Build primitives, then compose them:

// Primitive: react before tool execution
const useReadBeforeEdit = useBefore("tool", (s) => {
  const last = s.messages.at(-1);
  if (last?.role !== "assistant" || !last.tool_calls) return;
  for (const tc of last.tool_calls) {
    const args = JSON.parse(tc.function.arguments);
    if (tc.function.name === "Edit" && !s.ext.filesRead?.includes(args.file_path)) {
      return { messages: rewriteToRead(s.messages, tc) };
    }
  }
});

// Group hooks into a custom hook
function useGuardrails() {
  return [usePermissions(myRules), useReadBeforeEdit, useBudget(30)];
}

await run("fix the bug", {
  hooks: [...useGuardrails(), useSkills(mySkills, baseSystem, skillTool), useCompact(128_000, summarize)],
});

External state

Agent state isn't just the transcript. ext holds arbitrary external state — the framework ignores it, hooks read and write it.

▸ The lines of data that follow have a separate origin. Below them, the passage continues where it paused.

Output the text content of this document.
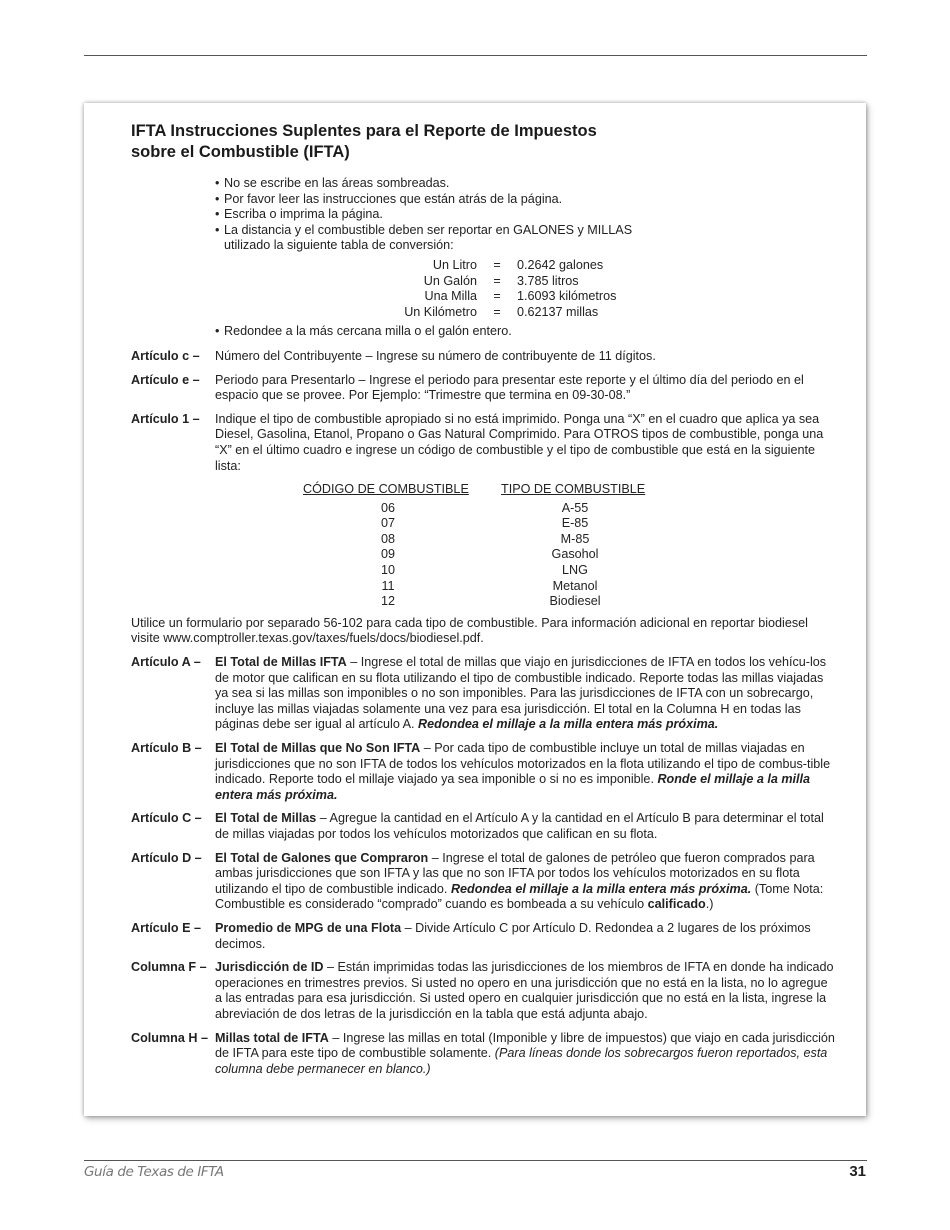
IFTA Instrucciones Suplentes para el Reporte de Impuestos
sobre el Combustible (IFTA)
• No se escribe en las áreas sombreadas.
• Por favor leer las instrucciones que están atrás de la página.
• Escriba o imprima la página.
• La distancia y el combustible deben ser reportar en GALONES y MILLAS
utilizado la siguiente tabla de conversión:
Un Litro	=	0.2642 galones
Un Galón	=	3.785 litros
Una Milla	=	1.6093 kilómetros
Un Kilómetro	=	0.62137 millas
• Redondee a la más cercana milla o el galón entero.
Artículo c –	Número del Contribuyente – Ingrese su número de contribuyente de 11 dígitos.
Artículo e –	Periodo para Presentarlo – Ingrese el periodo para presentar este reporte y el último día del periodo en el espacio que se provee. Por Ejemplo: “Trimestre que termina en 09-30-08.”
Artículo 1 –	Indique el tipo de combustible apropiado si no está imprimido. Ponga una “X” en el cuadro que aplica ya sea Diesel, Gasolina, Etanol, Propano o Gas Natural Comprimido. Para OTROS tipos de combustible, ponga una “X” en el último cuadro e ingrese un código de combustible y el tipo de combustible que está en la siguiente lista:
CÓDIGO DE COMBUSTIBLE	TIPO DE COMBUSTIBLE
06	A-55
07	E-85
08	M-85
09	Gasohol
10	LNG
11	Metanol
12	Biodiesel
Utilice un formulario por separado 56-102 para cada tipo de combustible. Para información adicional en reportar biodiesel visite www.comptroller.texas.gov/taxes/fuels/docs/biodiesel.pdf.
Artículo A –	El Total de Millas IFTA – Ingrese el total de millas que viajo en jurisdicciones de IFTA en todos los vehícu-los de motor que califican en su flota utilizando el tipo de combustible indicado. Reporte todas las millas viajadas ya sea si las millas son imponibles o no son imponibles. Para las jurisdicciones de IFTA con un sobrecargo, incluye las millas viajadas solamente una vez para esa jurisdicción. El total en la Columna H en todas las páginas debe ser igual al artículo A. Redondea el millaje a la milla entera más próxima.
Artículo B –	El Total de Millas que No Son IFTA – Por cada tipo de combustible incluye un total de millas viajadas en jurisdicciones que no son IFTA de todos los vehículos motorizados en la flota utilizando el tipo de combus-tible indicado. Reporte todo el millaje viajado ya sea imponible o si no es imponible. Ronde el millaje a la milla entera más próxima.
Artículo C –	El Total de Millas – Agregue la cantidad en el Artículo A y la cantidad en el Artículo B para determinar el total de millas viajadas por todos los vehículos motorizados que califican en su flota.
Artículo D –	El Total de Galones que Compraron – Ingrese el total de galones de petróleo que fueron comprados para ambas jurisdicciones que son IFTA y las que no son IFTA por todos los vehículos motorizados en su flota utilizando el tipo de combustible indicado. Redondea el millaje a la milla entera más próxima. (Tome Nota: Combustible es considerado “comprado” cuando es bombeada a su vehículo calificado.)
Artículo E –	Promedio de MPG de una Flota – Divide Artículo C por Artículo D. Redondea a 2 lugares de los próximos decimos.
Columna F – Jurisdicción de ID – Están imprimidas todas las jurisdicciones de los miembros de IFTA en donde ha indicado operaciones en trimestres previos. Si usted no opero en una jurisdicción que no está en la lista, no lo agregue a las entradas para esa jurisdicción. Si usted opero en cualquier jurisdicción que no está en la lista, ingrese la abreviación de dos letras de la jurisdicción en la tabla que está adjunta abajo.
Columna H – Millas total de IFTA – Ingrese las millas en total (Imponible y libre de impuestos) que viajo en cada jurisdicción de IFTA para este tipo de combustible solamente. (Para líneas donde los sobrecargos fueron reportados, esta columna debe permanecer en blanco.)
Guía de Texas de IFTA	31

An external event source (emails, webhooks, CI, whatever) pushes into ext. A hook sees it and injects a message. The agent reacts.

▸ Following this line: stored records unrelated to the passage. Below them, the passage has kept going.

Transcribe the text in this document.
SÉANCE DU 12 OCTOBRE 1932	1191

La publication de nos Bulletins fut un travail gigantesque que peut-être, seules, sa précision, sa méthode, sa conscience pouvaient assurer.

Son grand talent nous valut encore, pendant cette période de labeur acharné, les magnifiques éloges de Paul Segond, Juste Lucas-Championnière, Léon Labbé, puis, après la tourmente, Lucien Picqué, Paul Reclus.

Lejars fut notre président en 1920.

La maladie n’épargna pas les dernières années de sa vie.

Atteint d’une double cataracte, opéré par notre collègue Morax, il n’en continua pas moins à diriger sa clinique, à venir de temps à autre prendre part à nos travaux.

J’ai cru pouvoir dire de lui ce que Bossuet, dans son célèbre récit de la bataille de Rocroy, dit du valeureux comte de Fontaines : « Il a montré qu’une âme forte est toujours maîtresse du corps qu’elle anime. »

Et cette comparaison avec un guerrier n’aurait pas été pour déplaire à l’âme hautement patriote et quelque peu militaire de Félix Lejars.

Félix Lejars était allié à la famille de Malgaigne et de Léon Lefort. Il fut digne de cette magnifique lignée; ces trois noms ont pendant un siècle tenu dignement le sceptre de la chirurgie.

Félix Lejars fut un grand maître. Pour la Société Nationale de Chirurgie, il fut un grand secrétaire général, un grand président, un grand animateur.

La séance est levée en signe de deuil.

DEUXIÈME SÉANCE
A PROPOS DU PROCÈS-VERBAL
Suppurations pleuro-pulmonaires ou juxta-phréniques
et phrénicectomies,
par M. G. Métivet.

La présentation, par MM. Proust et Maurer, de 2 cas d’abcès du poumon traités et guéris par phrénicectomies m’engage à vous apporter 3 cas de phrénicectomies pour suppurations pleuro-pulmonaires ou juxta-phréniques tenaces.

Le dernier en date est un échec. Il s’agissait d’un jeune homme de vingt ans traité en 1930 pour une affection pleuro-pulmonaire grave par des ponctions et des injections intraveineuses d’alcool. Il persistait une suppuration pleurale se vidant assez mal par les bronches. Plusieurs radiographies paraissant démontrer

// Watch for emails outside the loop, push into ext
const emailEvents = new EventSource("/emails/stream");
const pending: Email[] = [];
emailEvents.onmessage = (e) => pending.push(JSON.parse(e.data));

// Hook: when the agent finishes a turn, check for new emails
const emailHook: Hook = (s) => {
  const last = s.messages.at(-1);
  if (last?.role !== "assistant" || last.tool_calls) return; // wait for turn to complete

  if (pending.length === 0) return;
  const emails = pending.splice(0); // drain

  return {
    stop: false, // keep the loop alive
    ext: { ...s.ext, inbox: emails },
    messages: [
      ...s.messages,
      { role: "user", content: `New emails:\n${emails.map((e) => `- ${e.from}: ${e.subject}\n  ${e.body}`).join("\n\n")}\n\nDraft replies.` },
    ],
  };
};

await run("You are an email assistant. Wait for emails and draft replies.", {
  hooks: [emailHook, useBudget(100)],
});

Same pattern works for anything: Slack messages, GitHub webhooks, CI status, sensor data. The event source lives outside the loop, the hook bridges it into state.